Given the Canadian Securities Adminstrators’ (CSA) sweeping proposals in Consultation Paper 33-404 – Proposals to Enhance the Obligations of Advisers, Dealers, and Representatives Toward Their Clients, there’s an opportunity to address the ongoing regulatory challenges concerning the provision of financial advice for the benefit of clients and the financial services sector as a whole.
However, there are several inherent flaws still need to be rectified in the establishment of a “best interest standard.” These include:
1. Duty of care and loyalty must be put in plain language
The introduction of new standard of care and loyalty must not be an exercise in legal jargon or simply for the courts to administer. Clients, financial advisors and firms must all be able to understand and interpret what is meant by “best interest” in the same way and in a manner that will make a real positive difference in the relationship between clients and advisors.
The CSA has gone a long way in setting out what it means by “best interest”:
A regulatory best interest standard would require that a registered dealer or registered adviser shall deal fairly, honestly and in good faith with its clients and act in its clients’ best interests, and that a representative of a registered dealer or registered adviser shall deal fairly, honestly and in good faith with his or her clients and act in his or her clients’ best interests. The conduct expected of a registrant in meeting her, his or its standard of care would be that of a prudent and unbiased firm or representative (as applicable), acting reasonably. In complying with the standard of care, registrants would be guided by the following principles:
- Act in the best interests of the client
- Avoid or control conflicts of interest in a manner that prioritizes the client’s best interests
- Provide full, clear, meaningful and timely disclosure
- Interpret law and agreements with clients in a manner favourable to the client’s interest where reasonably conflicting interpretations arise
- Act with care
Although this description effectively sets out the expectations of what constitutes a “best interest,” there are two notable exceptions: Using the term “best interest” in Principle 1 as part of the definition of what is meant by “best interest” is problematic; and Principle 5, which states “act with care,” is vague and open to interpretation.
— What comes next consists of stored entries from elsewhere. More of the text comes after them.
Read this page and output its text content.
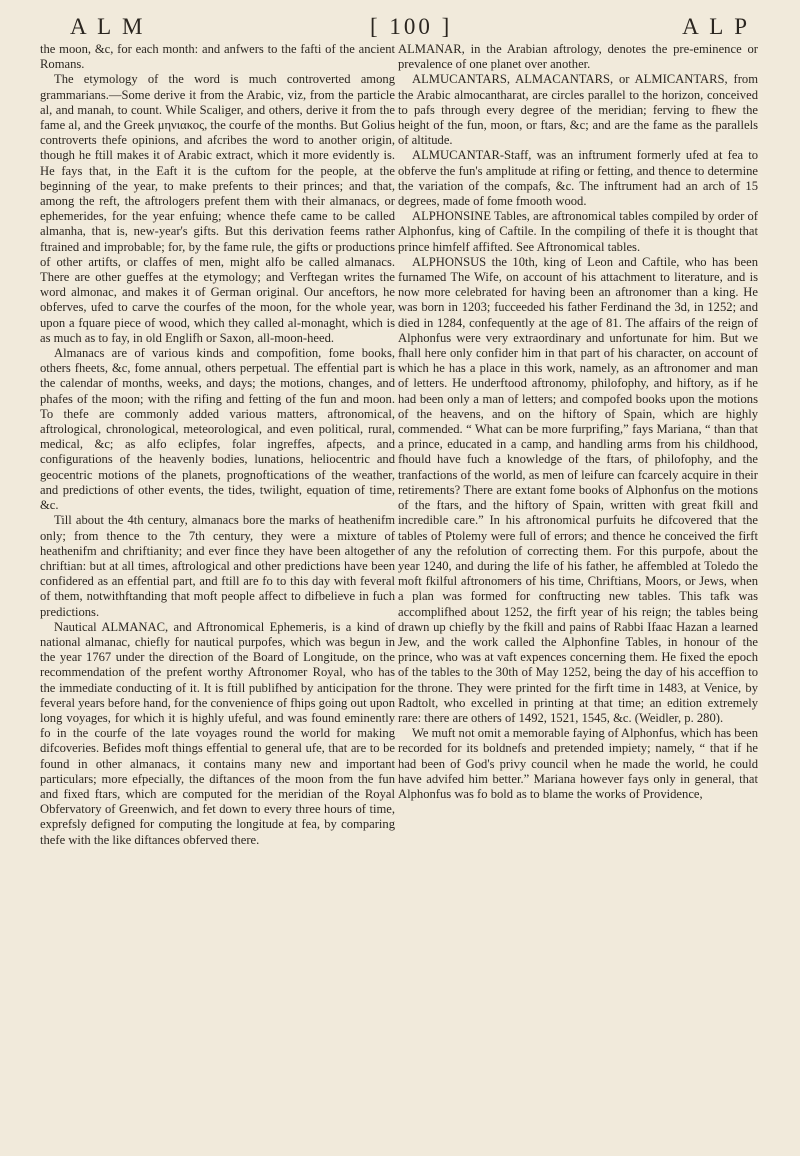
A L M	[ 100 ]	A L P

the moon, &c, for each month: and anfwers to the fafti of the ancient Romans.

The etymology of the word is much controverted among grammarians.—Some derive it from the Arabic, viz, from the particle al, and manah, to count. While Scaliger, and others, derive it from the fame al, and the Greek μηνιακος, the courfe of the months. But Golius controverts thefe opinions, and afcribes the word to another origin, though he ftill makes it of Arabic extract, which it more evidently is. He fays that, in the Eaft it is the cuftom for the people, at the beginning of the year, to make prefents to their princes; and that, among the reft, the aftrologers prefent them with their almanacs, or ephemerides, for the year enfuing; whence thefe came to be called almanha, that is, new-year's gifts. But this derivation feems rather ftrained and improbable; for, by the fame rule, the gifts or productions of other artifts, or claffes of men, might alfo be called almanacs. There are other gueffes at the etymology; and Verftegan writes the word almonac, and makes it of German original. Our anceftors, he obferves, ufed to carve the courfes of the moon, for the whole year, upon a fquare piece of wood, which they called al-monaght, which is as much as to fay, in old Englifh or Saxon, all-moon-heed.

Almanacs are of various kinds and compofition, fome books, others fheets, &c, fome annual, others perpetual. The effential part is the calendar of months, weeks, and days; the motions, changes, and phafes of the moon; with the rifing and fetting of the fun and moon. To thefe are commonly added various matters, aftronomical, aftrological, chronological, meteorological, and even political, rural, medical, &c; as alfo eclipfes, folar ingreffes, afpects, and configurations of the heavenly bodies, lunations, heliocentric and geocentric motions of the planets, prognoftications of the weather, and predictions of other events, the tides, twilight, equation of time, &c.

Till about the 4th century, almanacs bore the marks of heathenifm only; from thence to the 7th century, they were a mixture of heathenifm and chriftianity; and ever fince they have been altogether chriftian: but at all times, aftrological and other predictions have been confidered as an effential part, and ftill are fo to this day with feveral of them, notwithftanding that moft people affect to difbelieve in fuch predictions.

Nautical ALMANAC, and Aftronomical Ephemeris, is a kind of national almanac, chiefly for nautical purpofes, which was begun in the year 1767 under the direction of the Board of Longitude, on the recommendation of the prefent worthy Aftronomer Royal, who has the immediate conducting of it. It is ftill publifhed by anticipation for feveral years before hand, for the convenience of fhips going out upon long voyages, for which it is highly ufeful, and was found eminently fo in the courfe of the late voyages round the world for making difcoveries. Befides moft things effential to general ufe, that are to be found in other almanacs, it contains many new and important particulars; more efpecially, the diftances of the moon from the fun and fixed ftars, which are computed for the meridian of the Royal Obfervatory of Greenwich, and fet down to every three hours of time, exprefsly defigned for computing the longitude at fea, by comparing thefe with the like diftances obferved there.

ALMANAR, in the Arabian aftrology, denotes the pre-eminence or prevalence of one planet over another.

ALMUCANTARS, ALMACANTARS, or ALMICANTARS, from the Arabic almocantharat, are circles parallel to the horizon, conceived to pafs through every degree of the meridian; ferving to fhew the height of the fun, moon, or ftars, &c; and are the fame as the parallels of altitude.

ALMUCANTAR-Staff, was an inftrument formerly ufed at fea to obferve the fun's amplitude at rifing or fetting, and thence to determine the variation of the compafs, &c. The inftrument had an arch of 15 degrees, made of fome fmooth wood.

ALPHONSINE Tables, are aftronomical tables compiled by order of Alphonfus, king of Caftile. In the compiling of thefe it is thought that prince himfelf affifted. See Aftronomical tables.

ALPHONSUS the 10th, king of Leon and Caftile, who has been furnamed The Wife, on account of his attachment to literature, and is now more celebrated for having been an aftronomer than a king. He was born in 1203; fucceeded his father Ferdinand the 3d, in 1252; and died in 1284, confequently at the age of 81. The affairs of the reign of Alphonfus were very extraordinary and unfortunate for him. But we fhall here only confider him in that part of his character, on account of which he has a place in this work, namely, as an aftronomer and man of letters. He underftood aftronomy, philofophy, and hiftory, as if he had been only a man of letters; and compofed books upon the motions of the heavens, and on the hiftory of Spain, which are highly commended. “ What can be more furprifing,” fays Mariana, “ than that a prince, educated in a camp, and handling arms from his childhood, fhould have fuch a knowledge of the ftars, of philofophy, and the tranfactions of the world, as men of leifure can fcarcely acquire in their retirements? There are extant fome books of Alphonfus on the motions of the ftars, and the hiftory of Spain, written with great fkill and incredible care.” In his aftronomical purfuits he difcovered that the tables of Ptolemy were full of errors; and thence he conceived the firft of any the refolution of correcting them. For this purpofe, about the year 1240, and during the life of his father, he affembled at Toledo the moft fkilful aftronomers of his time, Chriftians, Moors, or Jews, when a plan was formed for conftructing new tables. This tafk was accomplifhed about 1252, the firft year of his reign; the tables being drawn up chiefly by the fkill and pains of Rabbi Ifaac Hazan a learned Jew, and the work called the Alphonfine Tables, in honour of the prince, who was at vaft expences concerning them. He fixed the epoch of the tables to the 30th of May 1252, being the day of his acceffion to the throne. They were printed for the firft time in 1483, at Venice, by Radtolt, who excelled in printing at that time; an edition extremely rare: there are others of 1492, 1521, 1545, &c. (Weidler, p. 280).

We muft not omit a memorable faying of Alphonfus, which has been recorded for its boldnefs and pretended impiety; namely, “ that if he had been of God's privy council when he made the world, he could have advifed him better.” Mariana however fays only in general, that Alphonfus was fo bold as to blame the works of Providence,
2. It is unclear exactly what level of competence would be expected of the various licensed representatives, and how the “best interest” expectations would apply under a new standard.
The CSA has attempted to address competence by suggesting enhanced proficiency is needed, but it has left large gaps in interpretation concerning how to raise proficiency, who would be responsible for establishing what standards, and how far they should go.
Further exacerbating this issue, the CSA sets out enhanced expectations in the consultation paper related to the know-your-client (KYC) process and general knowledge of the client, which includes:
- “Ensure that the KYC process results in a thorough understanding of the client”; and
- Advisors must gather more client-centred information, including “the amount and nature of all assets and debts, employment status, basic tax position, and spousal and dependents’ status and need.”
Although these statements make sense in the context of financial planning, how this would translate to knowledge and proficiency expectations when applying a best interest standard for every advisor remains to be seen. Unless all advisors have uniform foundational financial planning proficiency, there would remain gaps in expectations between an advisor and the client in determining the “reasonably prudent person” in the application of the best interest standard.
3. Use of titles that don’t describe appropriate expectations
The CSA has taken bold steps in setting out a series of possible titles to better marry expectations between advisors and their clients. For example, the CSA has considered various combinations of the terms “securities,” “advisor” and “representative.” This is a step in the right direction, but it’s of little use if specific titles are not matched with clear underlying expectations of competence. Clients must be able to distinguish clearly among the various and sundry types of “advisors,” “salespersons” or “representatives,” and they must be set out through clear, unambiguous competency expectations for each.
4. A splintered regulatory system not based on professional advice
Although there are more than 20 financial services regulators across the country, none regulate professional service and advice, which forms the very basis of a “best interest” standard.
As the CSA has stated, a best interest model lends itself more to “principles” rather than “rules” and is predicated on advisors having the appropriate knowledge, skills and abilities to perform competently. But the existing securities regulatory system is not built on a model based on professional standards.
Furthermore, the CSA’s proposals cannot alone address the broader regulatory scheme. The system must be redesigned so that consumers do not have to rely on their own understanding of the complex Canadian regulatory system.
The solution lies in creating a quasi co-regulatory model in which insurance, mutual fund, securities, and other financial regulators recognize the important role professional bodies must play in establishing and overseeing professional expectations of their members, and all agree to mandating common professional standards and qualifications based on the titles used to describe the nature of the services offered.